Friday, September 11, 2009

Reality

Once again it seems that the season is shifting. I'm not sure that I can put my finger on anything that has actually changed, but I feel it. It's like there is a certainty that I can't explain. I thought that I would feel this when we got a job, began to move forward, or just, well, anything different began. But none of that has happened. But the certainty that I feel is deep within my spirit. As if it doesn't really matter if life begins to look easier or not, it's just there.

I have had a necklace that was symbolic about this past season. It was made by a prophetic jeweler. It was about transition, change, new wineskins, and birthing destinies. I have been wearing it for the past 9 months. And yesterday, in a prayer meeting, the Lord told me to take it off. He said that the new season has come. That the shift has happened. That it has been birthed. I believe this has happened spiritually. Even if it hasn't manifest in the natural....yet.

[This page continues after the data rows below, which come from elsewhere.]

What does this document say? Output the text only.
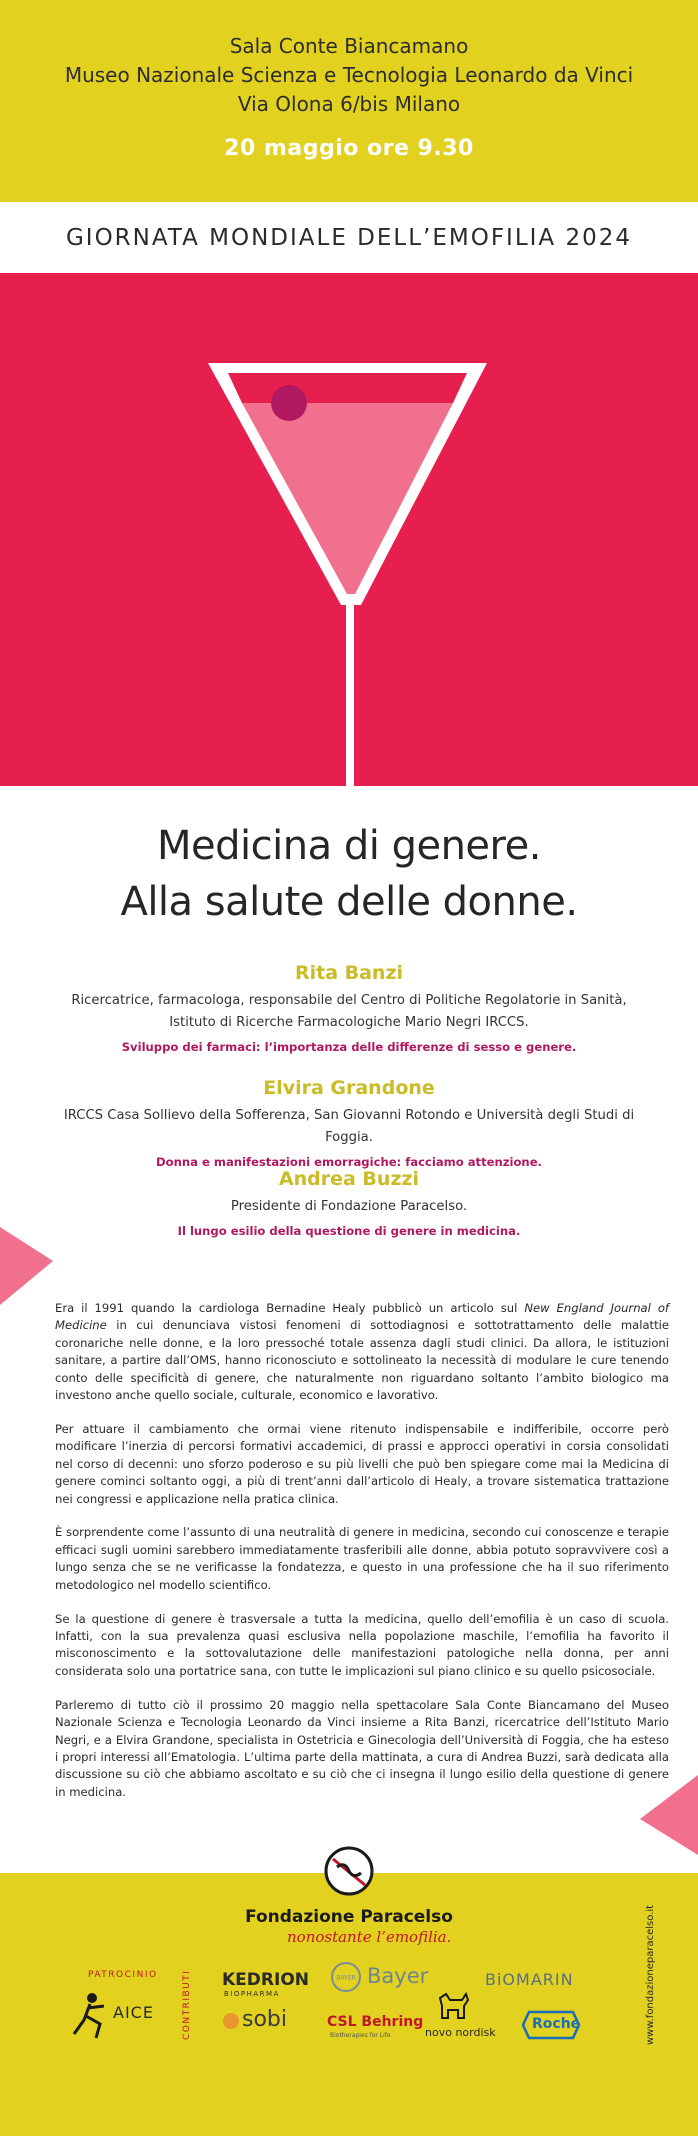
Sala Conte Biancamano
Museo Nazionale Scienza e Tecnologia Leonardo da Vinci
Via Olona 6/bis Milano
20 maggio ore 9.30
GIORNATA MONDIALE DELL’EMOFILIA 2024
Medicina di genere.
Alla salute delle donne.
Rita Banzi
Ricercatrice, farmacologa, responsabile del Centro di Politiche Regolatorie in Sanità,
Istituto di Ricerche Farmacologiche Mario Negri IRCCS.
Sviluppo dei farmaci: l’importanza delle differenze di sesso e genere.
Elvira Grandone
IRCCS Casa Sollievo della Sofferenza, San Giovanni Rotondo e Università degli Studi di Foggia.
Donna e manifestazioni emorragiche: facciamo attenzione.
Andrea Buzzi
Presidente di Fondazione Paracelso.
Il lungo esilio della questione di genere in medicina.

Era il 1991 quando la cardiologa Bernadine Healy pubblicò un articolo sul New England Journal of Medicine in cui denunciava vistosi fenomeni di sottodiagnosi e sottotrattamento delle malattie coronariche nelle donne, e la loro pressoché totale assenza dagli studi clinici. Da allora, le istituzioni sanitare, a partire dall’OMS, hanno riconosciuto e sottolineato la necessità di modulare le cure tenendo conto delle specificità di genere, che naturalmente non riguardano soltanto l’ambito biologico ma investono anche quello sociale, culturale, economico e lavorativo.

Per attuare il cambiamento che ormai viene ritenuto indispensabile e indifferibile, occorre però modificare l’inerzia di percorsi formativi accademici, di prassi e approcci operativi in corsia consolidati nel corso di decenni: uno sforzo poderoso e su più livelli che può ben spiegare come mai la Medicina di genere cominci soltanto oggi, a più di trent’anni dall’articolo di Healy, a trovare sistematica trattazione nei congressi e applicazione nella pratica clinica.

È sorprendente come l’assunto di una neutralità di genere in medicina, secondo cui conoscenze e terapie efficaci sugli uomini sarebbero immediatamente trasferibili alle donne, abbia potuto sopravvivere così a lungo senza che se ne verificasse la fondatezza, e questo in una professione che ha il suo riferimento metodologico nel modello scientifico.

Se la questione di genere è trasversale a tutta la medicina, quello dell’emofilia è un caso di scuola. Infatti, con la sua prevalenza quasi esclusiva nella popolazione maschile, l’emofilia ha favorito il misconoscimento e la sottovalutazione delle manifestazioni patologiche nella donna, per anni considerata solo una portatrice sana, con tutte le implicazioni sul piano clinico e su quello psicosociale.

Parleremo di tutto ciò il prossimo 20 maggio nella spettacolare Sala Conte Biancamano del Museo Nazionale Scienza e Tecnologia Leonardo da Vinci insieme a Rita Banzi, ricercatrice dell’Istituto Mario Negri, e a Elvira Grandone, specialista in Ostetricia e Ginecologia dell’Università di Foggia, che ha esteso i propri interessi all’Ematologia. L’ultima parte della mattinata, a cura di Andrea Buzzi, sarà dedicata alla discussione su ciò che abbiamo ascoltato e su ciò che ci insegna il lungo esilio della questione di genere in medicina.

Fondazione Paracelso
nonostante l’emofilia.
PATROCINIO	CONTRIBUTI
AICE
KEDRION
BIOPHARMA
BAYER Bayer	BiOMARIN
sobi	CSL Behring
Biotherapies for Life	novo nordisk
Roche	www.fondazioneparacelso.it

But when I went to take the necklace off, I noticed something. It was very difficult to take off. Yes, I have gotten attached to it......it was because it stood for the promises. Hope for the promises that lay so engrained within my heart. So taking off this symbol was like taking the promise off. And in doing that, admiting that the season has changed. 

Now, that doesn't sound so bad. The season has changed, but the truth is. It is often easier to hold on to the promises than to begin to live in them. It is the reality and the challenge of the shift. The promise is comfortable. Even in the yuck and despair of not having the promise yet, hope is still there. But in living from the promise, there seems to be so much weight to it. Now it is moving forward no matter what it looks like. Now it is facing the fear while advancing in love. Now it is pursuing the dreams.  And that is much scarier than living in the promise of them.

2 comments:

JenaClen said...

I am so there with you on this.

hannah said...

Thanks for speaking to my heart again Tai! I remember going through a season that "felt" full of unfulfilled promises. God began to show me that I was trying to hold on to the promise and not the Promise Maker. I often felt like Jonah who got mad at God bc He didn't do what He said He would do. But instead God had mercy and fulfilled another promise!